If cos x=−4/5, and π<x<3π2, what is sin(x+π/2)?
i really need help...
You sure do
perhaps you mean
If cos x=−4/5, and π<x<3π / 2, what is sin(x+π/2)?
so x is in quadrant 3, this is a 3,4, 5 right triangle with x = -4, y = -3
keep going counterclockwise 90 degrees (π/2 radians) more
You are now in quadrant 4 with x = 3 and y = -4
the sin is then -4/5
sin(x+π/2) = sinx cosπ/2 + cosx sinπ/2 = cosx
thank u!
hey obleck, how doi i use that in this:
If tan x=√3, and 180°<x<270°, what is sin(x−210°)?
or any other user...
To find the value of sin(x+π/2), we'll first determine sin(x) using the given information: cos(x) = -4/5.
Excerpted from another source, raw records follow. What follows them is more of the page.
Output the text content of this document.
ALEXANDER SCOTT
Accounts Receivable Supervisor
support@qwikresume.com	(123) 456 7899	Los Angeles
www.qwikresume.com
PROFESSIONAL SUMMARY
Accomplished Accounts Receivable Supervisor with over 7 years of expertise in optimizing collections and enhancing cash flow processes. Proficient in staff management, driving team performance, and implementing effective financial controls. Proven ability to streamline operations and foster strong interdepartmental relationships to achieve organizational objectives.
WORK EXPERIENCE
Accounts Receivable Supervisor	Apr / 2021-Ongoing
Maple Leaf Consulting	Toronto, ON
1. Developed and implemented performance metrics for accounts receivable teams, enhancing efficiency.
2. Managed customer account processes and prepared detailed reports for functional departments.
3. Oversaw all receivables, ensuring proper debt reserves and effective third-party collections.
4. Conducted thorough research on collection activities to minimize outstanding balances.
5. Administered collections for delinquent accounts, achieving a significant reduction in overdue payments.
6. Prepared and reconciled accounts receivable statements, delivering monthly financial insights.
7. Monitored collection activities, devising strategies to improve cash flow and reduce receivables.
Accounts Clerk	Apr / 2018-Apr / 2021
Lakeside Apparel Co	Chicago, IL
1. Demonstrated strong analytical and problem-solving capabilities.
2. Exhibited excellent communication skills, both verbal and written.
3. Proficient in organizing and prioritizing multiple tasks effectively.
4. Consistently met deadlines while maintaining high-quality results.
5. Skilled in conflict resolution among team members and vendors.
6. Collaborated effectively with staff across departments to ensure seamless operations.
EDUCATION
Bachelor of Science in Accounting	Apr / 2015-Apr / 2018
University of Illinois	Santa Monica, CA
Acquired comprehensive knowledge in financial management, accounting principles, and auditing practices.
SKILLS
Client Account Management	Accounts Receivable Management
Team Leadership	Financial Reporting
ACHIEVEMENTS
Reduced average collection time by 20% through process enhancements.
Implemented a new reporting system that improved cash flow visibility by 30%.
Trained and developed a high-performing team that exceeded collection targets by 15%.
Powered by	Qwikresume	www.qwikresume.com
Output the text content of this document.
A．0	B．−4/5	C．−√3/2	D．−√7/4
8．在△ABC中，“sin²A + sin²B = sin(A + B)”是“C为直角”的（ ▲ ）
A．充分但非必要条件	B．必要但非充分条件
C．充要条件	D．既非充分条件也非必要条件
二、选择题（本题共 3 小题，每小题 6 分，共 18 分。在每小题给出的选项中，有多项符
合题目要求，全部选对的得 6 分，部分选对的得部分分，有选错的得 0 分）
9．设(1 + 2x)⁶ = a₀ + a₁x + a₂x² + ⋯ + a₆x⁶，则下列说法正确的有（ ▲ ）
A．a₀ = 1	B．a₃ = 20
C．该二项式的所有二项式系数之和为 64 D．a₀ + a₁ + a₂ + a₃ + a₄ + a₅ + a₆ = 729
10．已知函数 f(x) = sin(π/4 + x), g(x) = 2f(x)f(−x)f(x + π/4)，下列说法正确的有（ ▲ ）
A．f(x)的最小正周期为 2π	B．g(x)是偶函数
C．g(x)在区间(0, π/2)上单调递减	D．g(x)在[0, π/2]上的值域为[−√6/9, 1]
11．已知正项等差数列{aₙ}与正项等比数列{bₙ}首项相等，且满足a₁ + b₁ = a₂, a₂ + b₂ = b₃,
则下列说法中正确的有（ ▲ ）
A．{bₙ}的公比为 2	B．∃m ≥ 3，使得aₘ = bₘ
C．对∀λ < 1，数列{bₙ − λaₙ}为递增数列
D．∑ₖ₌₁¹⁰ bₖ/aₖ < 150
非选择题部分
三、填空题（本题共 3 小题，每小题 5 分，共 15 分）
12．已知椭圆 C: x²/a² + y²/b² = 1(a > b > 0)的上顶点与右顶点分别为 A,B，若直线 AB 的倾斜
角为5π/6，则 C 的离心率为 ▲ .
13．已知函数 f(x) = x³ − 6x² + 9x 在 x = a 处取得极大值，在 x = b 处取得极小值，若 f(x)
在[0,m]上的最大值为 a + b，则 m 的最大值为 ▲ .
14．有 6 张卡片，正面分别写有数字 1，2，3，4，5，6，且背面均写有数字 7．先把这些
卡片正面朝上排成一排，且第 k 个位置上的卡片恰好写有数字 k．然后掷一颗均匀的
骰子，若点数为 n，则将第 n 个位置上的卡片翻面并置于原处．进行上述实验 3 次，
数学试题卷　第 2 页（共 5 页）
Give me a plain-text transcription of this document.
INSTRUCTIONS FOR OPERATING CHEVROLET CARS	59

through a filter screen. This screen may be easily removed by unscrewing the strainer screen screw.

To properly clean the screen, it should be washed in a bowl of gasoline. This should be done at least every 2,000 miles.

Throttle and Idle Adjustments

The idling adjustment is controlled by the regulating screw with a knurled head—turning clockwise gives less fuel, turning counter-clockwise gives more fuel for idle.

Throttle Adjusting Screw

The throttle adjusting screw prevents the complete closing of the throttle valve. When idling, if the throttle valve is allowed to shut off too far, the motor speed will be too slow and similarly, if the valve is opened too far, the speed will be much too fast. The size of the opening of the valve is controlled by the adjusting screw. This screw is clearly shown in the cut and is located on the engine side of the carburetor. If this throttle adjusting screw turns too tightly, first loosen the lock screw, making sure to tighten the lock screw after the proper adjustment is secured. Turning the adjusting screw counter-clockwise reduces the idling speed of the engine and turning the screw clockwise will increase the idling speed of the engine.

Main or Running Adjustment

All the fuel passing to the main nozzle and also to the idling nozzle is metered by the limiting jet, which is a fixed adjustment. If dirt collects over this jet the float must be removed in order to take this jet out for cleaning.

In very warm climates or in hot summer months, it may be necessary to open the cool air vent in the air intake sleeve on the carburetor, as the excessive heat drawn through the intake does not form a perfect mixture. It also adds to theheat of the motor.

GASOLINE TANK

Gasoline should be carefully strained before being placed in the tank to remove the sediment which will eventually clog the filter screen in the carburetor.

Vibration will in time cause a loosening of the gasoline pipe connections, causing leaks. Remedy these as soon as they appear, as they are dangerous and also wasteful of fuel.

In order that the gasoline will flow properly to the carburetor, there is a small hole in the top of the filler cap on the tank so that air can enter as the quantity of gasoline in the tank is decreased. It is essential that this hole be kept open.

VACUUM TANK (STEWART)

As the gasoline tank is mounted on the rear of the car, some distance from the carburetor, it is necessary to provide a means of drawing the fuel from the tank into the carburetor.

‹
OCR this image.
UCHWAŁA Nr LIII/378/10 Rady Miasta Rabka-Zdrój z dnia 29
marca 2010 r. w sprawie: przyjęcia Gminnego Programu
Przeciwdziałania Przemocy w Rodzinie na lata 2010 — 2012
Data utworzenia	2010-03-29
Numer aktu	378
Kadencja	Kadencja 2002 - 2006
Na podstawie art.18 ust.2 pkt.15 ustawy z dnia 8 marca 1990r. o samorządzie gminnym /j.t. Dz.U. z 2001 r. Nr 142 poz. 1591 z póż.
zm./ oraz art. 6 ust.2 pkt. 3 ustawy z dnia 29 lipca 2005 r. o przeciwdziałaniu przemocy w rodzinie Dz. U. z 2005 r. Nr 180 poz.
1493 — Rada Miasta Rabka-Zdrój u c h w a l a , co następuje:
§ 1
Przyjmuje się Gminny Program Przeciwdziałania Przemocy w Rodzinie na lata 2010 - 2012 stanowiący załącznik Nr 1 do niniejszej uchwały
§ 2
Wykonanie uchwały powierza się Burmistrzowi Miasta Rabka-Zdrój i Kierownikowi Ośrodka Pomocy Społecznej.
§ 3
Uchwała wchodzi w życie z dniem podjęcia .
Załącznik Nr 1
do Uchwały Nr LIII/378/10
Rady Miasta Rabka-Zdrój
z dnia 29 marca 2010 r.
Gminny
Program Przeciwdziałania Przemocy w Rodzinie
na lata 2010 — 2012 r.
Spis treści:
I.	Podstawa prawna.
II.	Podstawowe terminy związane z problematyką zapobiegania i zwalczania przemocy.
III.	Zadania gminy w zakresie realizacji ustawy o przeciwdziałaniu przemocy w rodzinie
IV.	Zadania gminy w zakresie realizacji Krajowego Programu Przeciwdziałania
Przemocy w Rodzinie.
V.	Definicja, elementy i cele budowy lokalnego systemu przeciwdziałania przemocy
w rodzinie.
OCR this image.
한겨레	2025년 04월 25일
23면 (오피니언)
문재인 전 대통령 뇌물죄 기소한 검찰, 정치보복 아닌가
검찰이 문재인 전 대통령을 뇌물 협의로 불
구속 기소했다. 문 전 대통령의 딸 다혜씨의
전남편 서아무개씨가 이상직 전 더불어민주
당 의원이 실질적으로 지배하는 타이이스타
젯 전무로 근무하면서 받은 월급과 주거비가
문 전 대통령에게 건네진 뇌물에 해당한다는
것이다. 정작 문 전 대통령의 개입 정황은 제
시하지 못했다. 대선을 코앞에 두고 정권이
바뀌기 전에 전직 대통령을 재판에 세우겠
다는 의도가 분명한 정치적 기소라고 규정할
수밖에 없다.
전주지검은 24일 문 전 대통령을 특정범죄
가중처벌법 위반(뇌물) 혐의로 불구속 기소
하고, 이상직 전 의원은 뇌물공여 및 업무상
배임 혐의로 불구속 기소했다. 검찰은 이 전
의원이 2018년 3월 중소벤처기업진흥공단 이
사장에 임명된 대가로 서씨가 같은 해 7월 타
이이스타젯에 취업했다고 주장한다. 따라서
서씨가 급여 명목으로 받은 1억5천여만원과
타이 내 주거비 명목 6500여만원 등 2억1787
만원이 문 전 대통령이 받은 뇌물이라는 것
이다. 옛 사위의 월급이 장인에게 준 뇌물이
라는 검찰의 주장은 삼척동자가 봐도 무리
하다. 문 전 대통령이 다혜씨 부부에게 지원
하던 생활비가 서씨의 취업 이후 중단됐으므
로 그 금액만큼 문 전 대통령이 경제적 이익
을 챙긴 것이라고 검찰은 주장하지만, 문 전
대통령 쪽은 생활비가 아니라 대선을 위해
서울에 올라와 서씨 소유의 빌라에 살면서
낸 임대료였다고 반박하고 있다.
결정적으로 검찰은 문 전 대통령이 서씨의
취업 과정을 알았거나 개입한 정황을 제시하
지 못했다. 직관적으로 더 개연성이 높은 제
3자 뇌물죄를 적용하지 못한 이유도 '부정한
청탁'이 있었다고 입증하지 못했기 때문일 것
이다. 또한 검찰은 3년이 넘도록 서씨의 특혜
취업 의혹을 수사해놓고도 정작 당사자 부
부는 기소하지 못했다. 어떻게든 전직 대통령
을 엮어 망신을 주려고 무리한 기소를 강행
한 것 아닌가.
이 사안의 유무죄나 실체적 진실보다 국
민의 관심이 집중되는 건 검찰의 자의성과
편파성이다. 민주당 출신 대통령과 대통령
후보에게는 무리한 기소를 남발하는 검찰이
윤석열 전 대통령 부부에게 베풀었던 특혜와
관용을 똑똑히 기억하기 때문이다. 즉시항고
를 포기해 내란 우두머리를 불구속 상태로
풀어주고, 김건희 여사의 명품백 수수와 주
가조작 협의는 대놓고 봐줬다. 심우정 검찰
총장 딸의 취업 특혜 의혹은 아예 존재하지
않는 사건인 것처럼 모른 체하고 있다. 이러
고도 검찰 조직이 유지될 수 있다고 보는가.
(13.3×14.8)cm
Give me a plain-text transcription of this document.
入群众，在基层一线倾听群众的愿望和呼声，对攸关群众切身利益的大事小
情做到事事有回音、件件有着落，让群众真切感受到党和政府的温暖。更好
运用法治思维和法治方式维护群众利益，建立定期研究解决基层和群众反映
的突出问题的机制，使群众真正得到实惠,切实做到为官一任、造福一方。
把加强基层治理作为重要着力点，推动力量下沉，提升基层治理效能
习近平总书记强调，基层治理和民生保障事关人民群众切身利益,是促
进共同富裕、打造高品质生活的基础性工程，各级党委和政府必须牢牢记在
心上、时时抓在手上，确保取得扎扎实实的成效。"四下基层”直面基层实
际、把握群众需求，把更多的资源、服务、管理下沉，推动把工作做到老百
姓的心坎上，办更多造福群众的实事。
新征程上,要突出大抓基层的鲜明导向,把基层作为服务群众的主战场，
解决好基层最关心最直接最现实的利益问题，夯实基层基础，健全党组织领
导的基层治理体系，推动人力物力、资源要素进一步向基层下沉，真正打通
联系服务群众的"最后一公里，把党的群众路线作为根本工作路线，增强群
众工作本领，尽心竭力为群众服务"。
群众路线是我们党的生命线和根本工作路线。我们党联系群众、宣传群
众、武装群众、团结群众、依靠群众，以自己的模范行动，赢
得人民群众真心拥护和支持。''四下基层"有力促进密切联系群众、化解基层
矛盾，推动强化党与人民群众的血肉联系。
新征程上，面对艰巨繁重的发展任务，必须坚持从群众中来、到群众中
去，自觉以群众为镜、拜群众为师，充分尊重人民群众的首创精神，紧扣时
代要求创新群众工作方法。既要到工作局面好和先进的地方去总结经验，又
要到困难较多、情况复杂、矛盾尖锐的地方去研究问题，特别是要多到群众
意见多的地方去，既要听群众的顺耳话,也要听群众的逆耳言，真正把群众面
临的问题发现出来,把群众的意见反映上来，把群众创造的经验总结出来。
We know that sin^2(x) + cos^2(x) = 1.
Since we have cos(x) = -4/5, we can find sin(x) using this equation:
sin^2(x) + (-4/5)^2 = 1
sin^2(x) + 16/25 = 1
sin^2(x) = 1 - 16/25
sin^2(x) = 9/25
Taking the square root of both sides, we have:
sin(x) = ± √(9/25)
sin(x) = ± 3/5
Since π < x < 3π/2, it means that x is within the third quadrant. In the third quadrant, both sin(x) and cos(x) are negative. Therefore, sin(x) = -3/5.
Now, to find sin(x+π/2), we need to substitute the value of sin(x) into the formula for sin(a + b):
sin(a + b) = sin(a) × cos(b) + cos(a) × sin(b)
In this case, a = x and b = π/2:
sin(x + π/2) = sin(x) × cos(π/2) + cos(x) × sin(π/2)
cos(π/2) = 0 and sin(π/2) = 1; substituting these values and sin(x) = -3/5:
sin(x + π/2) = (-3/5) × 0 + (-4/5) × 1
sin(x + π/2) = 0 + (-4/5)
sin(x + π/2) = -4/5
Therefore, sin(x + π/2) equals -4/5.